Jusqu'où cela ira-t-il? Madame se creuse la tête pour trouver des solutions, mais partir avec 10 gosses sur les bras sans ressources et épuisée, on fait comment, on va où, on dérange qui? Et puis, le mariage est indissoluble. Est-ce que sa situation est assez grave pour justifier ce départ? Et si elle était folle et que c'était elle le problème, comme le lui crie son mari par la tête tous les jours que Dieu fait? Elle consulte "La catéchèse catholique du mariage", mais il n’y a pas grand-chose sur le sujet. Elle essaie de reparler à un prêtre, mais se fait remballer par un "Vous n'allez pas commencer ce jeu-là! Votre mari est un homme exemplaire, nous n'avons aucun problème avec lui! Priez et faites votre devoir d’état : avec la douceur et la patience, ça va bien aller."
Elle fait le dos rond et se dit qu’il faut attendre que l'orage passe en essayant de contenter Monsieur pour qu’il ne fasse pas trop de mal aux enfants. Tout le monde garde le silence sur ce qui se passe à la maison, les enfants savent bien que papa serait furieux et que ça se retournerait contre eux et surtout contre maman si cela se savait. Elle les encourage à quitter l'enfer familial dès qu'ils le peuvent, les plus forts sont révoltés, les autres sont démolis, combien auront perdu la foi? Alors, elle se dit : « À quoi bon avoir enduré tout ça pour les voir se perdre un par un? » Elle est tellement exsangue qu’elle n’a même plus de larmes pour pleurer. Monsieur n’a toujours rien vu et personne ne l’aura remis à sa place dans la belle communauté tradie où il continue à se pavaner.

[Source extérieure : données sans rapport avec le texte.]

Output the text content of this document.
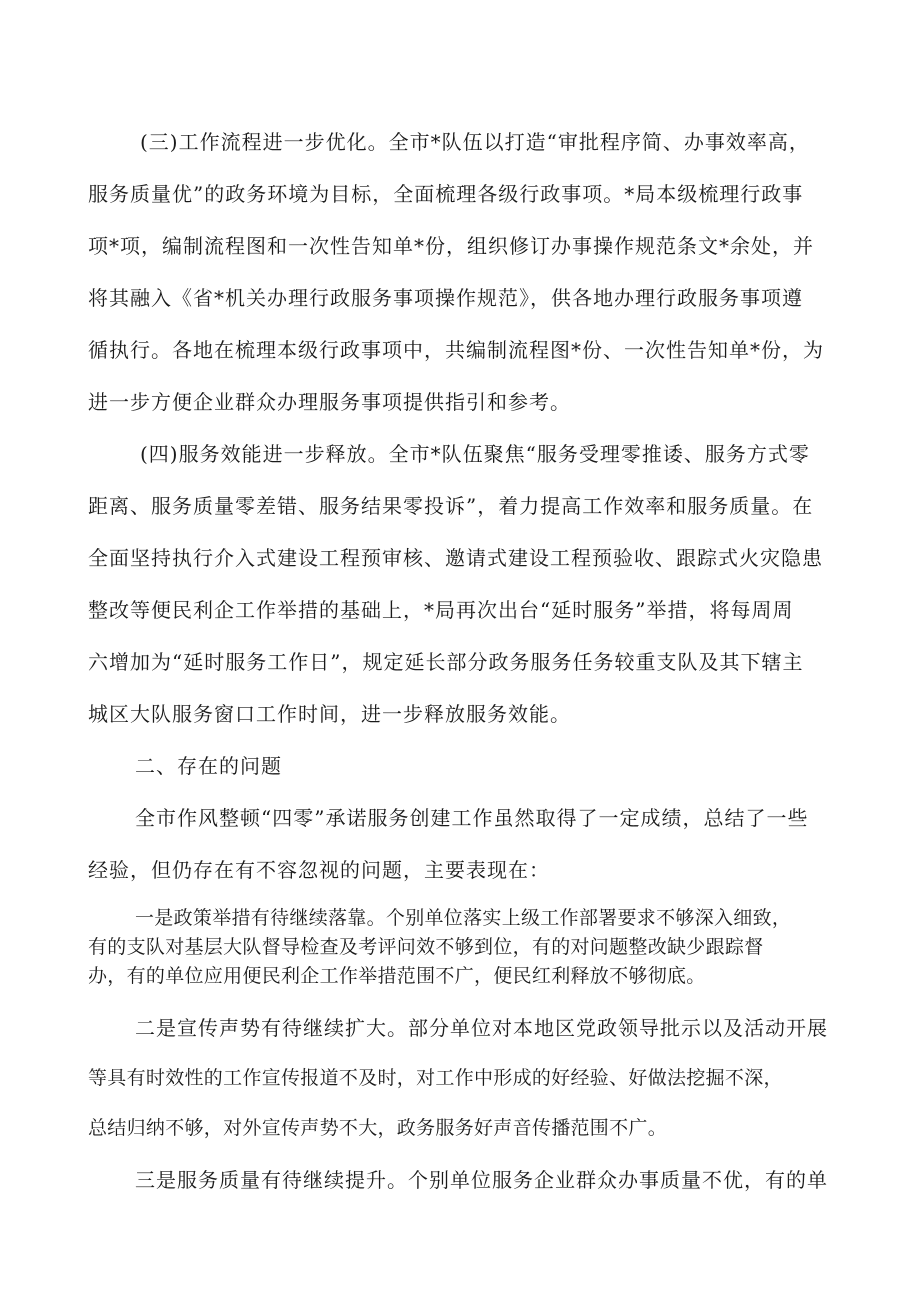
(三)工作流程进一步优化。全市*队伍以打造“审批程序简、办事效率高，

服务质量优”的政务环境为目标，全面梳理各级行政事项。*局本级梳理行政事

项*项，编制流程图和一次性告知单*份，组织修订办事操作规范条文*余处，并

将其融入《省*机关办理行政服务事项操作规范》，供各地办理行政服务事项遵

循执行。各地在梳理本级行政事项中，共编制流程图*份、一次性告知单*份，为

进一步方便企业群众办理服务事项提供指引和参考。

(四)服务效能进一步释放。全市*队伍聚焦“服务受理零推诿、服务方式零

距离、服务质量零差错、服务结果零投诉”，着力提高工作效率和服务质量。在

全面坚持执行介入式建设工程预审核、邀请式建设工程预验收、跟踪式火灾隐患

整改等便民利企工作举措的基础上，*局再次出台“延时服务”举措，将每周周

六增加为“延时服务工作日”，规定延长部分政务服务任务较重支队及其下辖主

城区大队服务窗口工作时间，进一步释放服务效能。

二、存在的问题

全市作风整顿“四零”承诺服务创建工作虽然取得了一定成绩，总结了一些

经验，但仍存在有不容忽视的问题，主要表现在：

一是政策举措有待继续落靠。个别单位落实上级工作部署要求不够深入细致，

有的支队对基层大队督导检查及考评问效不够到位，有的对问题整改缺少跟踪督

办，有的单位应用便民利企工作举措范围不广，便民红利释放不够彻底。

二是宣传声势有待继续扩大。部分单位对本地区党政领导批示以及活动开展

等具有时效性的工作宣传报道不及时，对工作中形成的好经验、好做法挖掘不深，

总结归纳不够，对外宣传声势不大，政务服务好声音传播范围不广。

三是服务质量有待继续提升。个别单位服务企业群众办事质量不优，有的单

Je rêve du jour où un prêtre osera prêcher sur la violence familiale en partant des citations de St Paul : « Pères, n’exaspérez pas vos enfants. » et sur le « Maris, aimez vos femmes comme le Christ a aimé l’Église ». Depuis 45 ans que je fréquente les chapelles tradies, je n’en ai jamais entendu parler. XA nous demandait des sujets tabous, je crois que c’en est un de taille.